Vor dem Menschenrechtsgerichtshof in Straßburg ging es um die Klagen von drei jungen Frauen aus Frankreich. Sie hatten vorgebracht, als Minderjährige vergewaltigt worden zu sein. Doch die mutmaßlichen Täter waren von der französischen Justiz nicht wegen Vergewaltigung verurteilt worden.
Der Europäische Gerichtshof für Menschenrechte (EGMR) findet dazu jetzt deutliche Worte: Die französische Justiz habe die betroffenen Frauen nicht ausreichend geschützt. Und die dortigen Strafgesetze seien grundsätzlich nicht effektiv genug, um nicht einvernehmlichen Sex zu bestrafen. Frankreich habe seine Pflichten verletzt, zum Schutz vor sexueller Gewalt ein effektives Strafrechtssystem zu schaffen.
Viele Mängel im Justizsystem
In den vorliegenden Fällen hätten französische Gerichte den Aussagen der jungen Frauen nicht dasselbe Gewicht beigemessen wie denen der Angeklagten. Auch seien während der Verfahren Äußerungen gefallen, die den Frauen die Schuld an den Taten gaben. Damit habe die französische Justiz die Würde und die Menschenrechte der Frauen verletzt. Frankreich muss ihnen nun Entschädigungen in Höhe von 15.000 bis 25.000 Euro zahlen.
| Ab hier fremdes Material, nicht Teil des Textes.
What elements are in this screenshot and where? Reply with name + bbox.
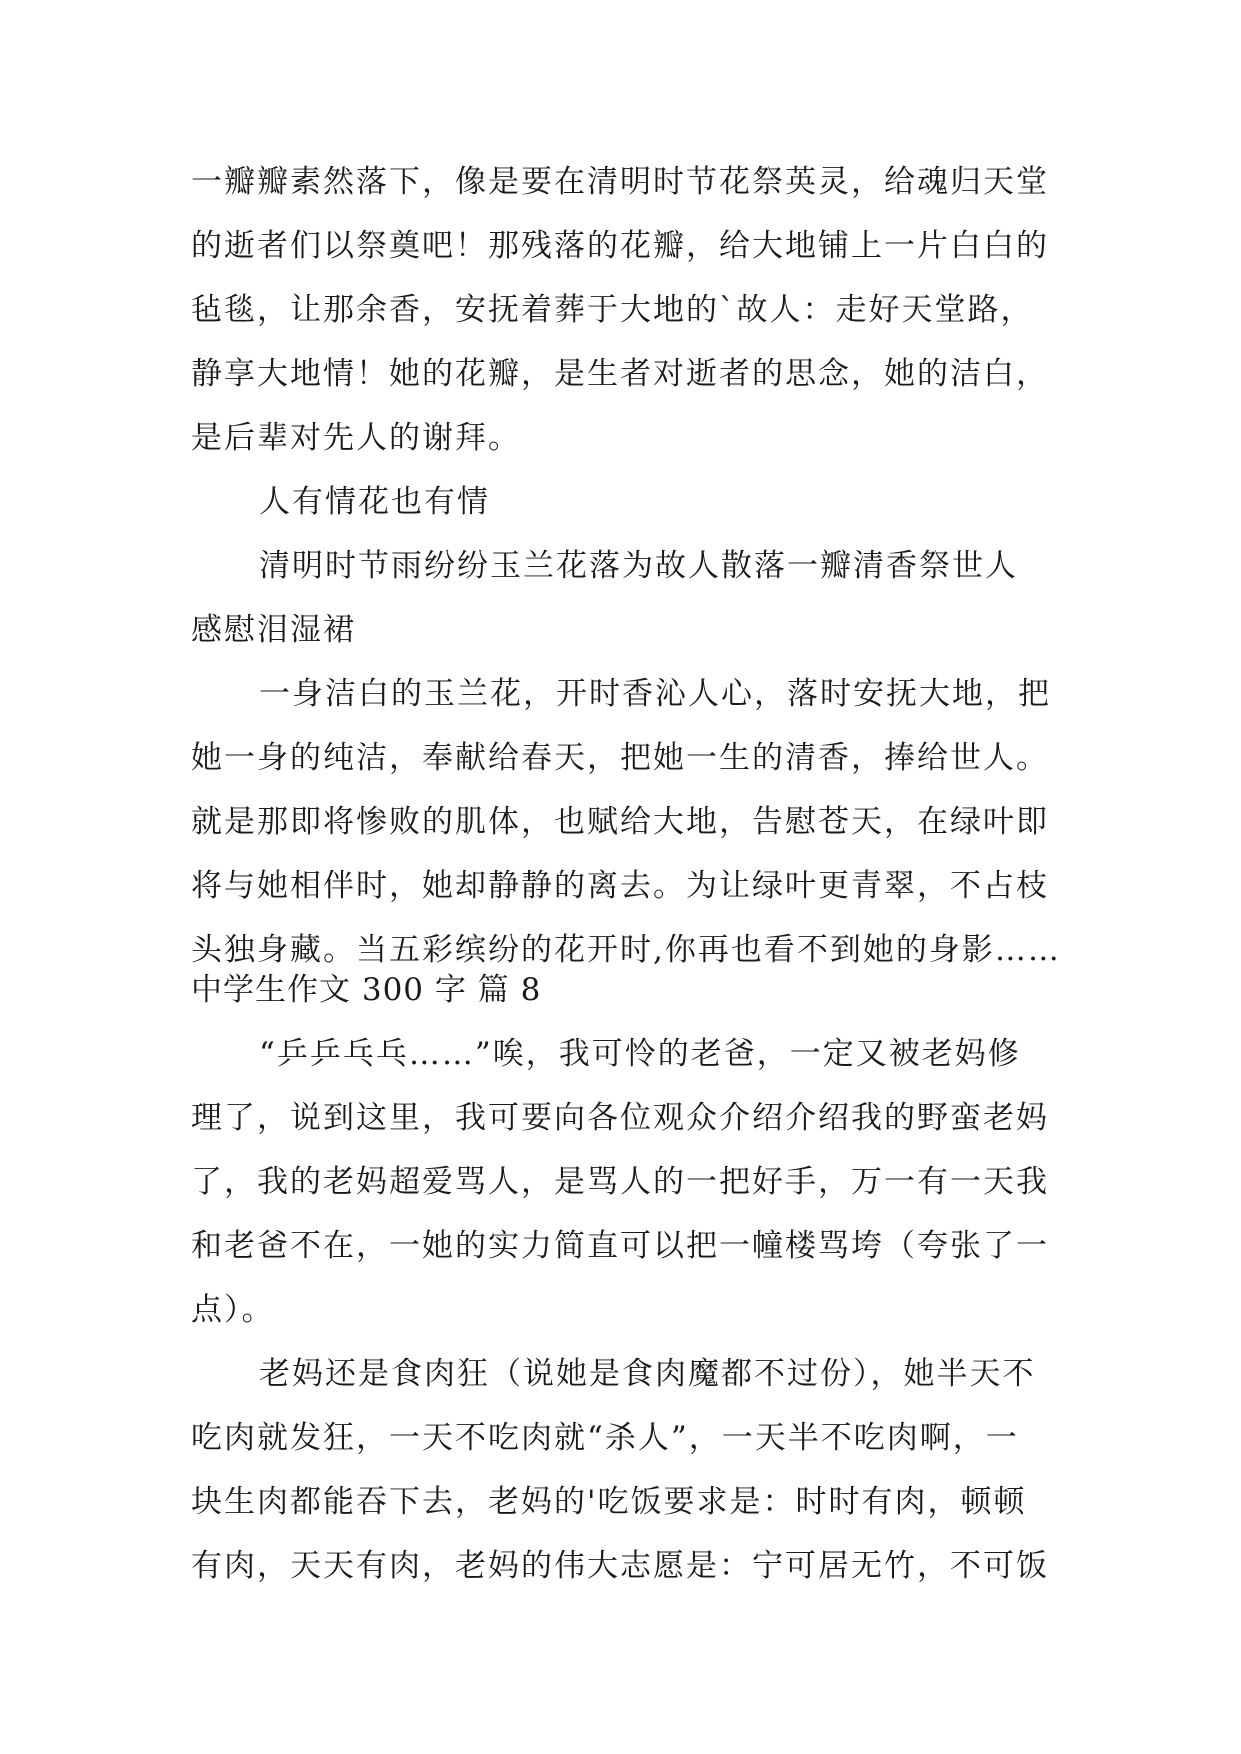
essay-section-2 bbox=[191, 958, 1071, 1598]
text-line: 理了，说到这里，我可要向各位观众介绍介绍我的野蛮老妈 bbox=[191, 1100, 1049, 1136]
text-line: 头独身藏。当五彩缤纷的花开时,你再也看不到她的身影…… bbox=[191, 932, 1061, 968]
text-line: 块生肉都能吞下去，老妈的'吃饭要求是：时时有肉，顿顿 bbox=[191, 1484, 1027, 1520]
text-line: 她一身的纯洁，奉献给春天，把她一生的清香，捧给世人。 bbox=[191, 740, 1049, 776]
text-line: 静享大地情！她的花瓣，是生者对逝者的思念，她的洁白， bbox=[191, 356, 1049, 392]
text-line: 了，我的老妈超爱骂人，是骂人的一把好手，万一有一天我 bbox=[191, 1164, 1049, 1200]
poem-line: 感慰泪湿裙 bbox=[191, 612, 356, 648]
text-line: 的逝者们以祭奠吧！那残落的花瓣，给大地铺上一片白白的 bbox=[191, 228, 1049, 264]
text-line: 就是那即将惨败的肌体，也赋给大地，告慰苍天，在绿叶即 bbox=[191, 804, 1049, 840]
essay-section-1 bbox=[191, 150, 1071, 982]
text-line: 是后辈对先人的谢拜。 bbox=[191, 420, 521, 456]
text-line: 将与她相伴时，她却静静的离去。为让绿叶更青翠，不占枝 bbox=[191, 868, 1049, 904]
text-line: 一瓣瓣素然落下，像是要在清明时节花祭英灵，给魂归天堂 bbox=[191, 164, 1049, 200]
text-line: “乒乒乓乓……”唉，我可怜的老爸，一定又被老妈修 bbox=[259, 1036, 1021, 1072]
essay-heading: 中学生作文 300 字 篇 8 bbox=[191, 972, 542, 1008]
text-line: 和老爸不在，一她的实力简直可以把一幢楼骂垮（夸张了一 bbox=[191, 1228, 1049, 1264]
text-line: 有肉，天天有肉，老妈的伟大志愿是：宁可居无竹，不可饭 bbox=[191, 1548, 1049, 1584]
text-line: 一身洁白的玉兰花，开时香沁人心，落时安抚大地，把 bbox=[259, 676, 1051, 712]
text-line: 吃肉就发狂，一天不吃肉就“杀人”，一天半不吃肉啊，一 bbox=[191, 1420, 1019, 1456]
poem-title: 人有情花也有情 bbox=[259, 484, 490, 520]
text-line: 点）。 bbox=[191, 1292, 275, 1328]
poem-line: 清明时节雨纷纷玉兰花落为故人散落一瓣清香祭世人 bbox=[259, 548, 1018, 584]
text-line: 毡毯，让那余香，安抚着葬于大地的`故人：走好天堂路， bbox=[191, 292, 1034, 328]
text-line: 老妈还是食肉狂（说她是食肉魔都不过份），她半天不 bbox=[259, 1356, 1036, 1392]
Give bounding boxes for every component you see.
Seit dem Prozess um die vielfache Vergewaltigung von Gisèle Pelicot wird in Frankreich heftig über sexuelle Gewalt diskutiert. Der Ehemann von Gisèle Pelicot und Dutzende anderer Männer hatte sie über Jahre betäubt und vergewaltigt. Im März hatte auch die Tochter von Gisèle Pelicot ihren Vater angezeigt, sie in einem Zeitraum von mutmaßlich zehn Jahren immer wieder betäubt und sexuell missbraucht zu haben.